The May 1900 edition of The Sportsmen's Review (forerunner of TRAP & FIELD) told how Annie Oakley felt about Fred Gilbert, too. When covering the Grand American at live birds, the editor had this to say:
One of the most regrettable circumstances of the entire shoot was the illness of Fred M. Gilbert which prevented his attending the park any day during the entire week. Fred had come to New York the previous week in time to shoot his match with J. A. R. Elliott and at that time appeared to be in the best of health. The following Saturday he attended the Crosby-Elliott match, and as the day was quite chilly, he must have caught cold, for the next day he was taken with a severe attack of the grippe which confined him to his bed.
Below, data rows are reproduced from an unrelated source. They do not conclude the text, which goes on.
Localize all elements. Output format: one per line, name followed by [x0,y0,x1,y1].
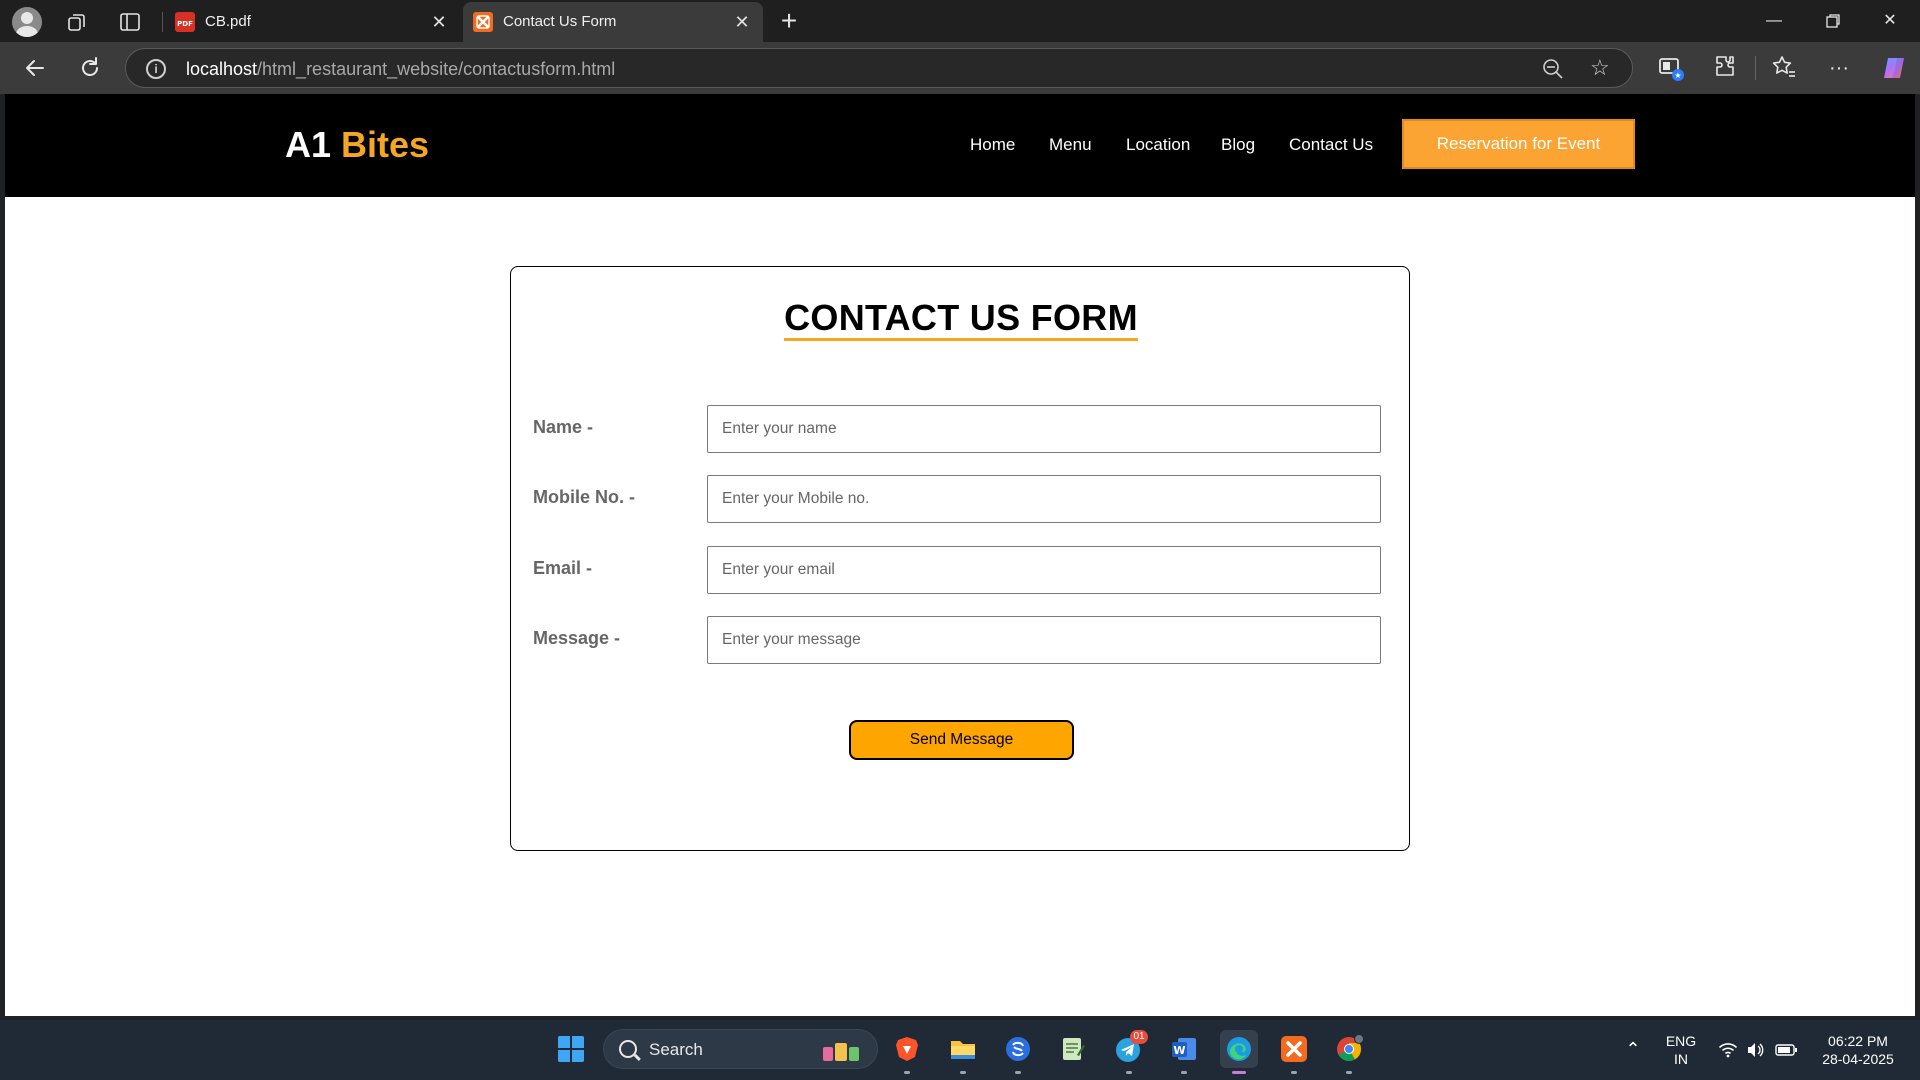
telegram-badge: 01 [1130,1030,1148,1044]
favorite-star-icon[interactable]: ☆ [1590,56,1614,80]
split-screen-icon[interactable]: ★ [1657,54,1685,82]
tab-cb-pdf[interactable]: PDF CB.pdf ✕ [165,2,460,42]
clock-date: 28-04-2025 [1822,1051,1894,1067]
url-path: /html_restaurant_website/contactusform.h… [257,59,616,79]
simplenote-icon[interactable] [999,1030,1037,1074]
telegram-icon[interactable]: 01 [1110,1030,1148,1074]
nav-menu[interactable]: Menu [1049,135,1092,155]
zoom-out-icon[interactable] [1542,58,1564,80]
favorites-icon[interactable] [1770,54,1798,82]
logo-main: A1 [285,124,332,165]
xampp-icon[interactable] [1275,1030,1313,1074]
email-input[interactable] [707,546,1381,594]
nav-location[interactable]: Location [1126,135,1190,155]
running-indicator [1232,1071,1246,1074]
running-indicator [1346,1071,1352,1074]
search-highlight-icon [819,1037,863,1063]
volume-icon [1748,1043,1764,1057]
site-logo[interactable]: A1 Bites [285,124,429,166]
browser-tab-strip: PDF CB.pdf ✕ Contact Us Form ✕ + — ✕ [0,0,1920,42]
chevron-up-icon[interactable]: ⌃ [1620,1040,1646,1058]
url-text[interactable]: localhost/html_restaurant_website/contac… [186,59,615,80]
nav-home[interactable]: Home [970,135,1015,155]
running-indicator [1126,1071,1132,1074]
nav-blog[interactable]: Blog [1221,135,1255,155]
tab-contact-us-form[interactable]: Contact Us Form ✕ [463,2,763,42]
notepad-icon[interactable] [1054,1030,1092,1068]
contact-form-card: CONTACT US FORM Name - Mobile No. - Emai… [510,266,1410,851]
url-host: localhost [186,59,258,79]
site-info-icon[interactable]: i [146,59,166,79]
tab-separator [162,12,163,32]
mobile-label: Mobile No. - [533,487,635,507]
running-indicator [1015,1071,1021,1074]
page-viewport: A1 Bites Home Menu Location Blog Contact… [5,94,1915,1016]
windows-start-icon[interactable] [552,1030,590,1068]
xampp-icon [473,12,493,32]
file-explorer-icon[interactable] [944,1030,982,1074]
restore-icon[interactable] [1815,6,1851,36]
running-indicator [1291,1071,1297,1074]
system-tray-quick-settings[interactable] [1716,1039,1806,1061]
search-label: Search [649,1040,703,1059]
refresh-icon[interactable] [77,55,103,81]
form-title-text: CONTACT US FORM [784,297,1138,341]
pdf-icon: PDF [175,12,195,32]
word-icon[interactable]: W [1165,1030,1203,1074]
email-label: Email - [533,558,593,578]
vertical-tabs-icon[interactable] [118,10,142,34]
svg-text:PDF: PDF [177,20,193,28]
nav-contact-us[interactable]: Contact Us [1289,135,1373,155]
clock[interactable]: 06:22 PM 28-04-2025 [1808,1032,1908,1068]
svg-text:★: ★ [1674,71,1681,80]
mobile-input[interactable] [707,475,1381,523]
new-tab-icon[interactable]: + [775,7,803,36]
close-window-icon[interactable]: ✕ [1872,6,1908,36]
back-arrow-icon[interactable] [22,55,48,81]
browser-toolbar: i localhost/html_restaurant_website/cont… [0,42,1920,94]
toolbar-divider [1755,56,1756,80]
region-label: IN [1674,1051,1688,1067]
reservation-button[interactable]: Reservation for Event [1402,119,1635,169]
more-options-icon[interactable]: ··· [1825,54,1853,82]
running-indicator [1181,1071,1187,1074]
name-input[interactable] [707,405,1381,453]
site-header: A1 Bites Home Menu Location Blog Contact… [5,94,1915,197]
running-indicator [960,1071,966,1074]
windows-taskbar: Search 01 W ⌃ ENG IN 06:22 PM 28-04-2025 [0,1020,1920,1080]
tab-close-icon[interactable]: ✕ [428,11,450,33]
message-label: Message - [533,628,621,648]
svg-text:W: W [1173,1044,1185,1057]
tab-title: CB.pdf [205,13,251,30]
tab-title: Contact Us Form [503,13,617,30]
form-title: CONTACT US FORM [511,297,1411,341]
logo-accent: Bites [341,124,430,165]
taskbar-search[interactable]: Search [603,1029,878,1069]
send-message-button[interactable]: Send Message [849,720,1074,760]
wifi-icon [1719,1043,1737,1058]
name-label: Name - [533,417,594,437]
battery-icon [1775,1044,1797,1056]
minimize-icon[interactable]: — [1756,6,1792,36]
edge-icon[interactable] [1220,1030,1258,1074]
clock-time: 06:22 PM [1828,1033,1888,1049]
address-bar[interactable]: i localhost/html_restaurant_website/cont… [125,48,1633,88]
chrome-icon[interactable] [1330,1030,1368,1074]
copilot-icon[interactable] [1880,54,1908,82]
workspaces-icon[interactable] [65,10,89,34]
running-indicator [904,1071,910,1074]
input-language[interactable]: ENG IN [1660,1032,1702,1068]
tab-close-icon[interactable]: ✕ [731,11,753,33]
language-label: ENG [1665,1033,1697,1049]
brave-icon[interactable] [888,1030,926,1074]
extensions-icon[interactable] [1711,54,1739,82]
profile-avatar-icon[interactable] [12,7,42,37]
message-input[interactable] [707,616,1381,664]
search-icon [619,1040,637,1058]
As an expression of sympathy for Fred Gilbert in his misfortune in not being able to attend the Grand American this year on account of his severe illness, Annie Oakley suggested that his friends contribute to purchase Fred's new heir, Master Thomas Marshall Gilbert, a loving cup. The suggestion met with great favor and was instantly acted upon. Within minutes, $111.00 had been turned in and was handed to the Honorable Thomas A. Marshall with the request to invest it in a suitable trophy for his namesake. The collection was made in so short a time that many of Fred's friends didn't know of it until afterwards and were much disappointed in not being able to contribute their mite .
This cup is still in the Gilbert family. Fortunately they kept many newspaper clippings, photos and correspondence, much of which I used to write this column. A prized possession was an eight-page, hand-written letter by Annie Oakley to Fred Gilbert's daughter. She wrote it on 'June 26, 1926, less than five months before she died. The letter is historically significant as it is quite possibly the last letter she ever wrote, and it leaves no doubt that she knew she was dying. The contents of the letter appears below. It has never been published before.
Many have never heard of Fred Gilbert, Tom Marshall or others of their era. Countless great men and equally as many wonderful shooting stories have been forgotten down through the years. These overlooked souls, the contributions they made and the tales they told are a big part of our trapshooting heritage. Those who come after us will remember, but only for a while, the shooting stars and contributors that they saw or read about. Then, they too will be delegated to remain alive only on musty pages of old magazines stored in a wet basement. I'm afraid the history of our game will never be taught in public schools.
Fred "Dood" Gilbert was inducted into the Trapshooting Hall of Fame in 1969. Since then, two others from the little town of Spirit Lake, Iowa, have also been inducted: Johnny Jahn in 1976 and Bob Allen in 1982. No other town in America can boast of three Hall of Famers.